Prfishihara 地方自治法が改正され平成32年度から都道府県と政令市には「内部統制に関する方針の策定と体制整備」と「監査制度の充実強化」が求められるようになります。

そこで「内部統制と監査機能の強化」というセミナーを受講しました。

講師は関西学院大学大学院ビジネススクールの 石原 俊彦 教授。久々に石原節を聞かせていただきました。

「内部統制」は5年ほど前に一般質問で取り上げたことがありますが、当時はまだあまり一般的ではありませんでした。
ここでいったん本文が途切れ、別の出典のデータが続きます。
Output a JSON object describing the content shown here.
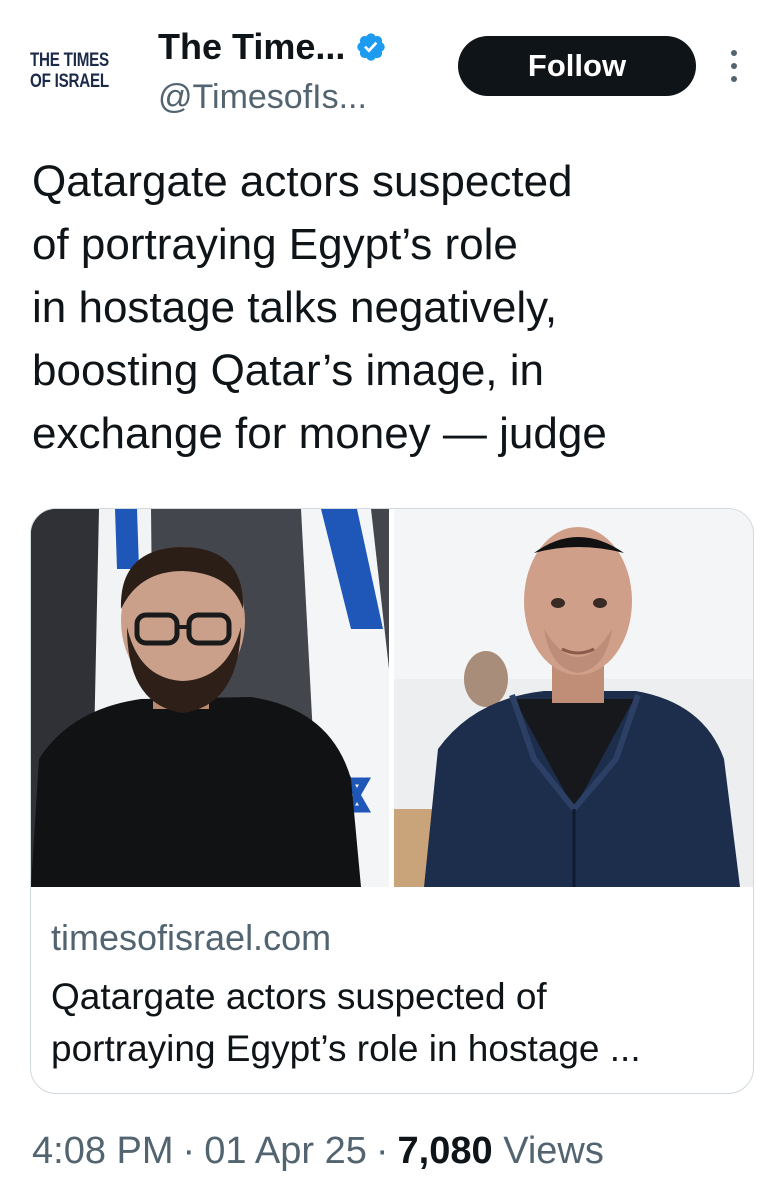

しかし「公会計改革」や「目標管理」がそうだったように、“グローバルスタンダード” が国内の民間企業に適用され、続いて行政にも導入される・・・というのが近年の流れでしたので、そのうち来るだろうと思っていました。

議会にも「内部統制評価報告書」が報告されるようになります。議会のチェック能力も試されます。

民間企業の内部統制は「財務報告の信頼性」を重視しますが、自治体の場合は、「合規性・適法性」を前提に、「業務の有効性・効率性」を評価すべしとのこと。参考にします。
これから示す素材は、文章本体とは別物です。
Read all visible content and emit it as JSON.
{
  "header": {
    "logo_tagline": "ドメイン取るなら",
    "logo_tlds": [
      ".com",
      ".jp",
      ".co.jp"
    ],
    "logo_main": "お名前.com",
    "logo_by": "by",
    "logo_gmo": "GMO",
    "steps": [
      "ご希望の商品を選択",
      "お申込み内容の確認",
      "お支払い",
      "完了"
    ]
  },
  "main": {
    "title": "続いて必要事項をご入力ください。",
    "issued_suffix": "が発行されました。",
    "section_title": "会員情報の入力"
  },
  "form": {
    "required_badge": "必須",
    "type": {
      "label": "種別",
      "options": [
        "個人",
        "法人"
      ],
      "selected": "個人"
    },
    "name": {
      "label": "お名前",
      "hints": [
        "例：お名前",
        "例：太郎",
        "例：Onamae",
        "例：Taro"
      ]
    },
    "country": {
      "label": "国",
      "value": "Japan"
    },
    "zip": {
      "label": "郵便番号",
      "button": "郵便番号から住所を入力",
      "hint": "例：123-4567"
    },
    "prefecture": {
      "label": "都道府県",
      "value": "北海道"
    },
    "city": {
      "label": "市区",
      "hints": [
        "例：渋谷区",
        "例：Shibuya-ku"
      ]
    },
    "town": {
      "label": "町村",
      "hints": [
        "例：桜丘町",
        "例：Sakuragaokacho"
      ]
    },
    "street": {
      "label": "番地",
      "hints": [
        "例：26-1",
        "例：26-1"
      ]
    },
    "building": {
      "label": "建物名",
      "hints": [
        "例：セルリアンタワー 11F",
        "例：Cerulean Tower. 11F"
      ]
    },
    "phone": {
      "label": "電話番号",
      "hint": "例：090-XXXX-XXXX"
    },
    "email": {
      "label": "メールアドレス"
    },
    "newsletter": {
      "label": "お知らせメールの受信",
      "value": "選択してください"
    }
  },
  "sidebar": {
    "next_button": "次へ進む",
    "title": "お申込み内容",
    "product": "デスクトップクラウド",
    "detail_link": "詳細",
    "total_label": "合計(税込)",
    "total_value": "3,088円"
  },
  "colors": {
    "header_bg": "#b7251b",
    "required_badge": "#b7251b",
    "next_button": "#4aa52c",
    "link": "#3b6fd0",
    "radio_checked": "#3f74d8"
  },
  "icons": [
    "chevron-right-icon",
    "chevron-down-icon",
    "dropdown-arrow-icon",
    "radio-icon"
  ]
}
監査制度の充実強化のポイントについては「リスク・アプローチ」という考え方でリスク評価をベースにし、監査の方向性や重点項目は「社会環境・知事方針・内部統制体制・過去の監査結果」等を考慮して決めていくべきとのことでした。

セミナーは監査委員事務局の担当者が対象で、いささか専門的でしたが、久々にイイ刺激になりました。一般質問で取り上げようかな・・・。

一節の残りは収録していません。